The findings of our study suggest three targets for interventions that affect the time to TB diagnosis. First, the undiagnosed, infectious patients often delay seeking advice and care, even from family or friends. To reduce this delay, community education campaigns should be designed to increase knowledge about the signs and symptoms of TB. Mass media, trained community volunteers, and use of mobile technology have been shown to improve TB knowledge and awareness [2830]. Additionally, barriers to health care access should be minimized by expanding TB services through periodic community screening integrated with routine primary health outreach programs [31]. Second, non-TB providers often perpetuate delays in diagnosis. Since they constitute an important first access point for care for patients, they should be optimally prepared to diagnose and treat patients, or refer symptomatic persons to specialized clinics. Non-TB providers should complete continuing medical education that emphasizes TB screening using standard algorithms in individuals with chronic cough. Incentives for proper practice may enhance early diagnosis in private care settings [31]. Finally, the specialized TB providers should be targeted with continuing medical education to strengthen their clinical ability to suspect, identify and evaluate symptomatic patients so as to avert missed opportunities for diagnosis TB [31, 32].
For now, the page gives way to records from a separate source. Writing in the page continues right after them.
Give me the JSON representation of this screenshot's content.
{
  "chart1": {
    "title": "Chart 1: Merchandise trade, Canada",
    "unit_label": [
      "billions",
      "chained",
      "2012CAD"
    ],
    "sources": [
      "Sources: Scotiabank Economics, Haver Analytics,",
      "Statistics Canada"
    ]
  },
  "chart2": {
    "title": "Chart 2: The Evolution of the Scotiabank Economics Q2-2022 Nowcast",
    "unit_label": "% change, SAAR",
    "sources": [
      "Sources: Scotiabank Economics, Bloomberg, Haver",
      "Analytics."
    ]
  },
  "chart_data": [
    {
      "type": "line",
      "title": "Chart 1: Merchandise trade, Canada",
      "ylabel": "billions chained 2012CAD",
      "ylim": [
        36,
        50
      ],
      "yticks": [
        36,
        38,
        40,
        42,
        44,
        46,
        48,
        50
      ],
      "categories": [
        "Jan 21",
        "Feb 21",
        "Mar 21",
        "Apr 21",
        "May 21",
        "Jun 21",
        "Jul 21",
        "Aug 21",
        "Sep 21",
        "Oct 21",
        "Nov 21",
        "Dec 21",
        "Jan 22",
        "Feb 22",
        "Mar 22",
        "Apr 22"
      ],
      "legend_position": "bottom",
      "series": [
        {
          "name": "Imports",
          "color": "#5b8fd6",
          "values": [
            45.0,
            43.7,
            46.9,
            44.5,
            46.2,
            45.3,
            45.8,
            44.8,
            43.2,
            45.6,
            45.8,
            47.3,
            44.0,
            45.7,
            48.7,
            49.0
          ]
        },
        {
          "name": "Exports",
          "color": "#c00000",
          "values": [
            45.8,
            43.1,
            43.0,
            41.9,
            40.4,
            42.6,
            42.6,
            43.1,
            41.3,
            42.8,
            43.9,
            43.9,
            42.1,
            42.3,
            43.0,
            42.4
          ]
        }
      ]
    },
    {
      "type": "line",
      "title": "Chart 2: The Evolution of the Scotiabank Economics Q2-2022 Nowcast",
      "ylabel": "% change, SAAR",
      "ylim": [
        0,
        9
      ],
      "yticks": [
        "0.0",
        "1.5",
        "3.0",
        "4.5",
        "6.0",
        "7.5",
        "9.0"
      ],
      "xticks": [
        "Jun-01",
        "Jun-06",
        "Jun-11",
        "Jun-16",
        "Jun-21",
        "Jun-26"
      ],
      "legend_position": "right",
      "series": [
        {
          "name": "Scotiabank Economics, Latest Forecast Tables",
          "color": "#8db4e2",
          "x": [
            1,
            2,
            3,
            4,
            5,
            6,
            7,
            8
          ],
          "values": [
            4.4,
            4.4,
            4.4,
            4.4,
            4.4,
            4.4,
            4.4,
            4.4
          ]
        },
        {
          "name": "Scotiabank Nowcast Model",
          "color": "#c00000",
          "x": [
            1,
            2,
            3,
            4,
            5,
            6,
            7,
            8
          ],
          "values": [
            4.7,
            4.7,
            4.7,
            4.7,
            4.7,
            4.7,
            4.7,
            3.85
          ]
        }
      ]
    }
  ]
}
This study used the network approach to generate additional information about the influence of the patients’ social and provider contacts on TB patients’ diagnostic pathways. We used interview prompts to reconstruct patients’ experiences on sequence of steps and time hence generating retrospective data. However, our study findings are subject to limitations. The self-reported data about the places or persons contacted for help and the time before diagnosis are subject to recall bias. The potential effect of recall bias was minimized by excluding patients who had been diagnosed more than three months from the survey date. We assumed that each event was separate, but acknowledge that it is possible that contact events occurred concurrently leading to overestimation of the steps to diagnosis.

Conclusions

In summary, there were four degrees of separation between onset of symptoms in a TB patient and a proper diagnosis. The social and provider networks of patients played a central role in determining the TB diagnostic pathways. The main delays in diagnosis occurred with the initial decision to seek advice or care, through interactions with non-TB providers. Additionally, there are missed opportunities for diagnosis at specialized TB centers. Future programs should strengthen TB education and active case finding in the community and in health care settings to ensure timely diagnosis of TB.